La traduction juridique du conflit entre l'homme et l'animal nuisible dans les Consilia de Barthélémy de Chasseneuz (XVI e siècle), Revue Semestrielle de Droit Animalier (RSDA), 2012/1, p. 391-416 (original) (raw)

« Taupes et mulots, sors de mon clos, ou je te casse les os ; Barbassione ! Si tu viens dans mon clos, je te brûle la barbe jusqu'aux os. » (Chant populaire, vestige d'anciennes imprécations, cité par J. Desnoyers, Recherches sur la coutume d'exorciser et d'excommunier les insectes, p. 7) « Je vous ai conféré le pouvoir de piétiner les serpents, les scorpions et toute la puissance de l'ennemi.
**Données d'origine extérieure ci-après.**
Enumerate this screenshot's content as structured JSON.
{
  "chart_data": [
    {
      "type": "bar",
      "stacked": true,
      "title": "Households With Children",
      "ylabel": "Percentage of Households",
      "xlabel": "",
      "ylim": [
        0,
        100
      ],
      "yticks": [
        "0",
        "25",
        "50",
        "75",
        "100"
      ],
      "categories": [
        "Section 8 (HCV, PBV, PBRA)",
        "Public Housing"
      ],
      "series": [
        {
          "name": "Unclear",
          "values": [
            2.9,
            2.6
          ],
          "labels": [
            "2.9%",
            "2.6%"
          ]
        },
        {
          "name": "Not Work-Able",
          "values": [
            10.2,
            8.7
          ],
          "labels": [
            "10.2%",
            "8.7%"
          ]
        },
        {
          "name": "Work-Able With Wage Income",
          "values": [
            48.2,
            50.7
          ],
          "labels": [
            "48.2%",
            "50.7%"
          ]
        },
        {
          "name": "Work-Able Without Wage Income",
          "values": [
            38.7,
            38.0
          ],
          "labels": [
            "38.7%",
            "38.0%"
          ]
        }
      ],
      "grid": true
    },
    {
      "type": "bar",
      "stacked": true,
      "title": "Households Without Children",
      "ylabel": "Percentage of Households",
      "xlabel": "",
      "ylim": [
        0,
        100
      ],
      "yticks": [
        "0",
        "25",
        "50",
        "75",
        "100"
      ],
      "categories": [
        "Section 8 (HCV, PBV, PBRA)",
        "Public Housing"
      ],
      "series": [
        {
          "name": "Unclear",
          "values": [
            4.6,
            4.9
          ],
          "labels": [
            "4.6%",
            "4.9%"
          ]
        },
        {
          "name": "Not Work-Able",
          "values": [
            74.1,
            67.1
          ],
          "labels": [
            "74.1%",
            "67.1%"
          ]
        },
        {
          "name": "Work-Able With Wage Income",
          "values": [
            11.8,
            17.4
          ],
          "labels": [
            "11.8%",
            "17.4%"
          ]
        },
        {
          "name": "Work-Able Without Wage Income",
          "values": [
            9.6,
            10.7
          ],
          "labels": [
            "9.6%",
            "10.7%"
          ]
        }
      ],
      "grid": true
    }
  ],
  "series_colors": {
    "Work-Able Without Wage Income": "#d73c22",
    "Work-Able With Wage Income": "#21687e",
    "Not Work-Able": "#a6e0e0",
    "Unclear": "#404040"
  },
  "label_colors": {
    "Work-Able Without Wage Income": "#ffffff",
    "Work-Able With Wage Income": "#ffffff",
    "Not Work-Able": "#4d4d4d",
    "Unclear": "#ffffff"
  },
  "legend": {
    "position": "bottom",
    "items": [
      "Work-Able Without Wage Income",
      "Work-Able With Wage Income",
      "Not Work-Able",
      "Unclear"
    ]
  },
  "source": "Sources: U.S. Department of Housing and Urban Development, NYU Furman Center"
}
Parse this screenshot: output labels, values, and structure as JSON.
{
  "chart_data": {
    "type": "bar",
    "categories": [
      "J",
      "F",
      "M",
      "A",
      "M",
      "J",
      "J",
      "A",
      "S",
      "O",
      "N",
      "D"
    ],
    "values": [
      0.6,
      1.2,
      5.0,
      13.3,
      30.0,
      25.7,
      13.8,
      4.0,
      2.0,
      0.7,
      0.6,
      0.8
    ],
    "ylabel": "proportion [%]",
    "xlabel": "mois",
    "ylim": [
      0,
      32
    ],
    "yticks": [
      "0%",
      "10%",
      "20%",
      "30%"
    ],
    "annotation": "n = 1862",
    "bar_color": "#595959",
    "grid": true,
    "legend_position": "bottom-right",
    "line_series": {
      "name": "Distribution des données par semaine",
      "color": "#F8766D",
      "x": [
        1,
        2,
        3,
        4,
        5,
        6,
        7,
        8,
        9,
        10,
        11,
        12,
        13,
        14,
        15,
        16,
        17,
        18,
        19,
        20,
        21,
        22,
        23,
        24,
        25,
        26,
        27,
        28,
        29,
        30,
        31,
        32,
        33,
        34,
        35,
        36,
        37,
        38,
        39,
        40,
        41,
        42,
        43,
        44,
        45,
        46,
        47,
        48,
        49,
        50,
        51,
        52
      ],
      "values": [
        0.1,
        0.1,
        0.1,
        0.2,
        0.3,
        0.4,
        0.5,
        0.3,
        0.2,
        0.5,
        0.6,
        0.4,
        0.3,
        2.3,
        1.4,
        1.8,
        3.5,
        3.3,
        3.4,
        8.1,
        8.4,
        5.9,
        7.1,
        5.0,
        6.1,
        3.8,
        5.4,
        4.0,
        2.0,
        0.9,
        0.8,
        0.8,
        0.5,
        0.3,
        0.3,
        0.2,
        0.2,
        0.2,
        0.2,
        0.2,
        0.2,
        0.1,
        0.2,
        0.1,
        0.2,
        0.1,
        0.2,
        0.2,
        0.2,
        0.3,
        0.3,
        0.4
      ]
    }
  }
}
Rien ne pourra vous nuire » (Lc 10,19) Barthélémy de Chasseneuz 1 , juriste du XVI e siècle, consacre les premières pages de ses Consilia 2 à la question de « l'excommunication des insectes 3 ». La consultation, longue d'une vingtaine de folios, obéit aux règles du genre : enchaînements d'arguments pro et contra, opinions de l'auteur égrenées tout au long du développement, multiplicité des autorités 4 , raisonnements à tiroirs qui visent à traiter tous les points susceptibles d'être soulevés, en droit – à la fois en théorie et en pratique – par la question posée 5. Autant dire que la lecture de la consultation nous entraîne parfois loin du champ et des ravages des animaux nuisibles 6 , dans des méandres juridiques, théologiques, historiques, voire philosophiques ou zoologiques, qui attirent notre attention sur la complexité du sujet. A partir des lumières et jusqu'au XIXe siècle, les procès d'animaux ont constitué un poncif visant à disqualifier une justice médiévale imbue de superstition 7, tout au moins contraire à la raison et à la foi8. C'est pourtant la foi, la raison – plus exactement la raison juridique – et le pragmatisme qui fondent le raisonnement de Chasseneuz. Si les arguments sont parfois contradictoires, au moins ne sont-ils jamais dénués de logique.